Concretely, given an element $x \in$ GF($2^8$), to multiply it by 2, we simply do a left shift and xor with 0b100011011 if the result of the shift gets above 0b11111111 (255). To multiply by 3, we multiply by 2 and add the input.

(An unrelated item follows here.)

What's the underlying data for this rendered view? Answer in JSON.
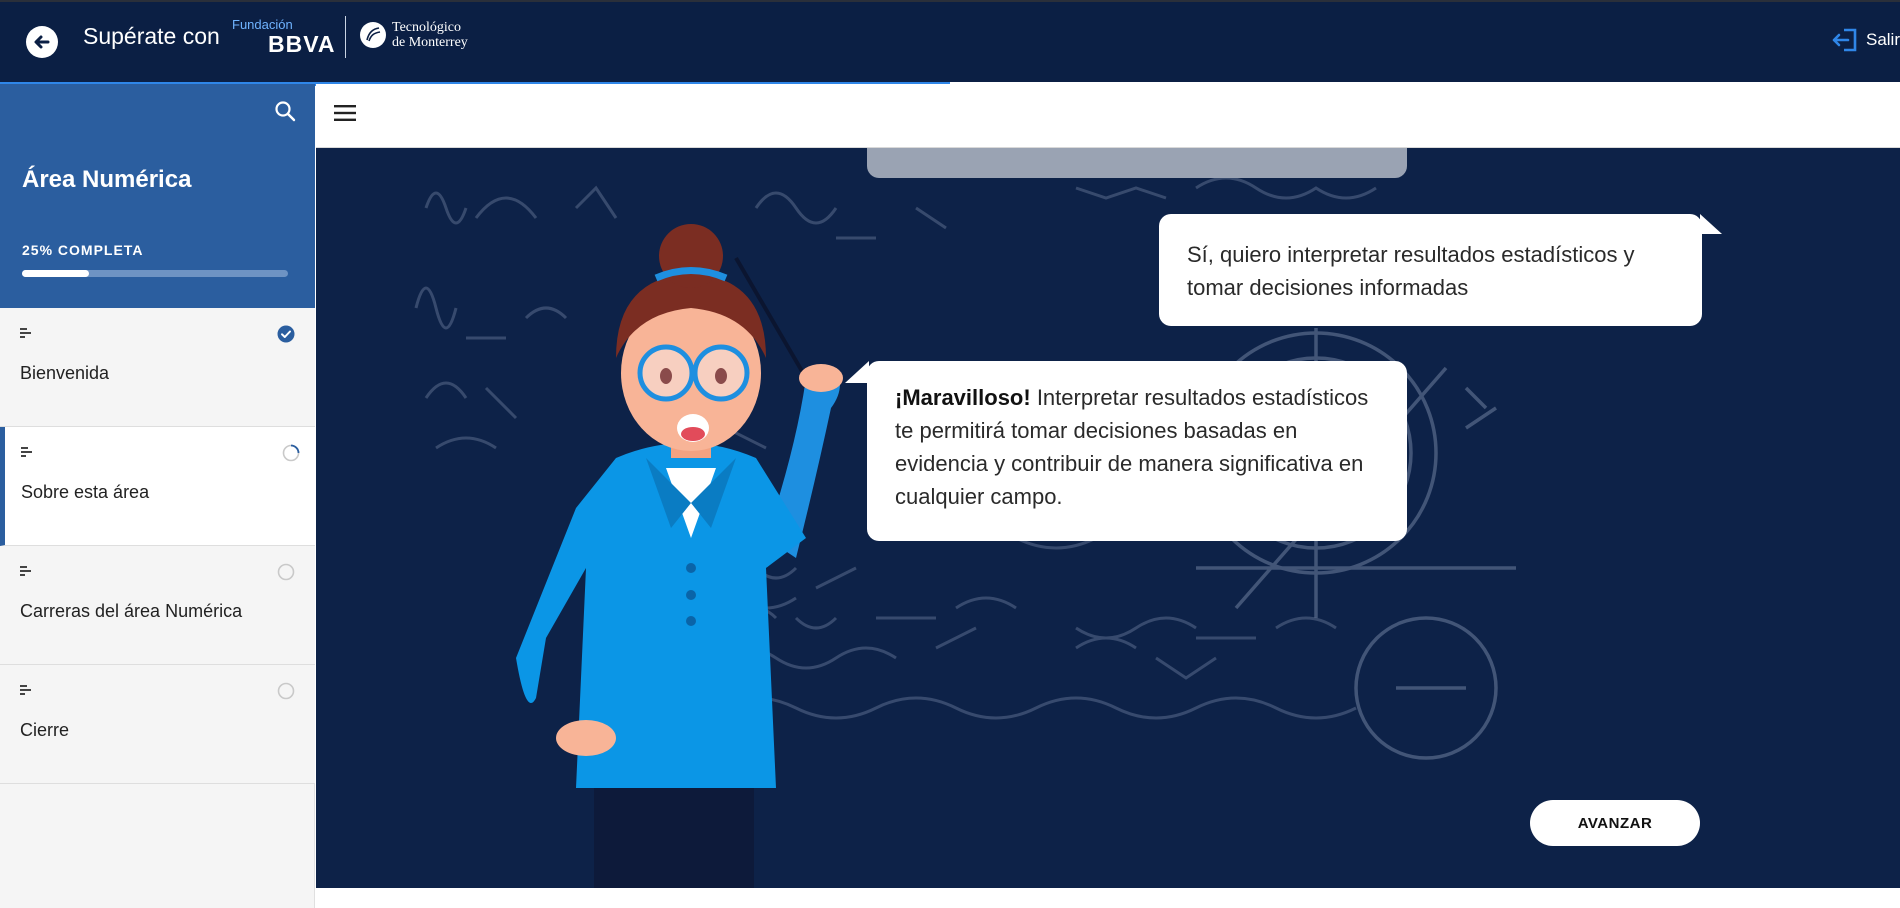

Those two multiplications can be described with 8x8 binary matrices. The easiest way to find the matrices is to think how those operations would be implemented in hardware. Well, there is an efficient way to do it. Given a 8 bit inputs, $y_0 y_1 y_2 y_3 y_4 y_5 y_6 y_7$, first store $y_0$, do a left shift, and xor the result with (0b00011011 $\cdot \ y_0$). And the multiplication by 3 is simply a multiplication by two xored with the input.

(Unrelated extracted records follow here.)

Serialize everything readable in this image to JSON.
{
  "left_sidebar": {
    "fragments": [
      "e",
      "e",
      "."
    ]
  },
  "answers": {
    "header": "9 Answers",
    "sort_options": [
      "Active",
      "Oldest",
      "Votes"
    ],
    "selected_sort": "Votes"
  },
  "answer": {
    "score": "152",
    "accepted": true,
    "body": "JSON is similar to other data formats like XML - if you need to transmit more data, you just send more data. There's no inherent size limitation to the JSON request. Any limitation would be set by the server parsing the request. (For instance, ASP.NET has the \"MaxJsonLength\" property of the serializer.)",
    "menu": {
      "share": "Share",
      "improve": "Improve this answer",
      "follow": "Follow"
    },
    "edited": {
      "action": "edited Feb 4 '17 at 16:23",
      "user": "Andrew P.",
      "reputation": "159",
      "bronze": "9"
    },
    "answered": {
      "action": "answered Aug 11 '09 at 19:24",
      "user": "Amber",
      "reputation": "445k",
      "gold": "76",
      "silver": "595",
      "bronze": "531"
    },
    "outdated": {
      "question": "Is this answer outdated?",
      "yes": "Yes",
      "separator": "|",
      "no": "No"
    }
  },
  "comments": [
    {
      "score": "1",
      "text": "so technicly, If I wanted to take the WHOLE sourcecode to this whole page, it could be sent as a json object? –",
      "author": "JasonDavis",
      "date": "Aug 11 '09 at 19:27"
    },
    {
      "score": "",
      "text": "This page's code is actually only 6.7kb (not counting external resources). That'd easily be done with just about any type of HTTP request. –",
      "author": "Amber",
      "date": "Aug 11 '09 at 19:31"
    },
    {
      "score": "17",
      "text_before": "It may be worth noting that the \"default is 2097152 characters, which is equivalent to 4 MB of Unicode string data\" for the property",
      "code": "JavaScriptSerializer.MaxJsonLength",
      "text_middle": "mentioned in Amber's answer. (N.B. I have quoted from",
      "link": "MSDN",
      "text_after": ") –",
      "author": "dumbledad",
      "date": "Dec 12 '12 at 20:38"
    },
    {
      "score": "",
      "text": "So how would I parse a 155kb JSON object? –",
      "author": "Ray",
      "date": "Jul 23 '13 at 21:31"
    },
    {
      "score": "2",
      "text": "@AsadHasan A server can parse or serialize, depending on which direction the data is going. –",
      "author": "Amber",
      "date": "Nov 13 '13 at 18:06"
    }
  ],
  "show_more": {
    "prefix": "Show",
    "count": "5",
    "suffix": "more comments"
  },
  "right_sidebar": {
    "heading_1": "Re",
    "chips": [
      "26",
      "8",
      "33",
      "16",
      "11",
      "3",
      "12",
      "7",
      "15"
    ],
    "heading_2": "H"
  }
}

Those multiplications by 2 and 3 are described by the following binary matrices :

$M_{mul2}$:

\begin{bmatrix} 0 & 1 & 0 & 0 & 0 & 0 & 0 & 0\\ 0 & 0 & 1 & 0 & 0 & 0 & 0 & 0\\ 0 & 0 & 0 & 1 & 0 & 0 & 0 & 0\\ 1 & 0 & 0 & 0 & 1 & 0 & 0 & 0\\ 1 & 0 & 0 & 0 & 0 & 1 & 0 & 0\\ 0 & 0 & 0 & 0 & 0 & 0 & 1 & 0\\ 1 & 0 & 0 & 0 & 0 & 0 & 0 & 1\\ 1 & 0 & 0 & 0 & 0 & 0 & 0 & 0\\ \end{bmatrix}

$M_{mul3}$ (which is $M_{mul2} \oplus M_{identity}$):

\begin{bmatrix} 1 & 1 & 0 & 0 & 0 & 0 & 0 & 0\\ 0 & 1 & 1 & 0 & 0 & 0 & 0 & 0\\ 0 & 0 & 1 & 1 & 0 & 0 & 0 & 0\\ 1 & 0 & 0 & 1 & 1 & 0 & 0 & 0\\ 1 & 0 & 0 & 0 & 1 & 1 & 0 & 0\\ 0 & 0 & 0 & 0 & 0 & 1 & 1 & 0\\ 1 & 0 & 0 & 0 & 0 & 0 & 1 & 1\\ 1 & 0 & 0 & 0 & 0 & 0 & 0 & 1\\ \end{bmatrix}

Actually, from $M_{mul2}$ and $M_{identity}$ you can construct all the matrices of for the multiplication in the AES field by combining them with a double and add algorithm.

From this, you can construct the 32x32 binary matrice of the the MixColumns operation (here 1 is $M_{indentity}$) :

\begin{bmatrix} M_{mul2} & M_{mul3} & 1 & 1\\ 1 & M_{mul2} & M_{mul3} & 1\\ 1 & 1 & M_{mul2} & M_{mul3}\\ M_{mul3} & 1 & 1 & M_{mul2}\\ \end{bmatrix}

and you can deduce the rest (as well as how to do the same for decryption).

This question can be used to get what you want.

There we use bytes (so expand those to bits) and you have to use extra XOR's (i.e. binary additions) to get the field multiplications.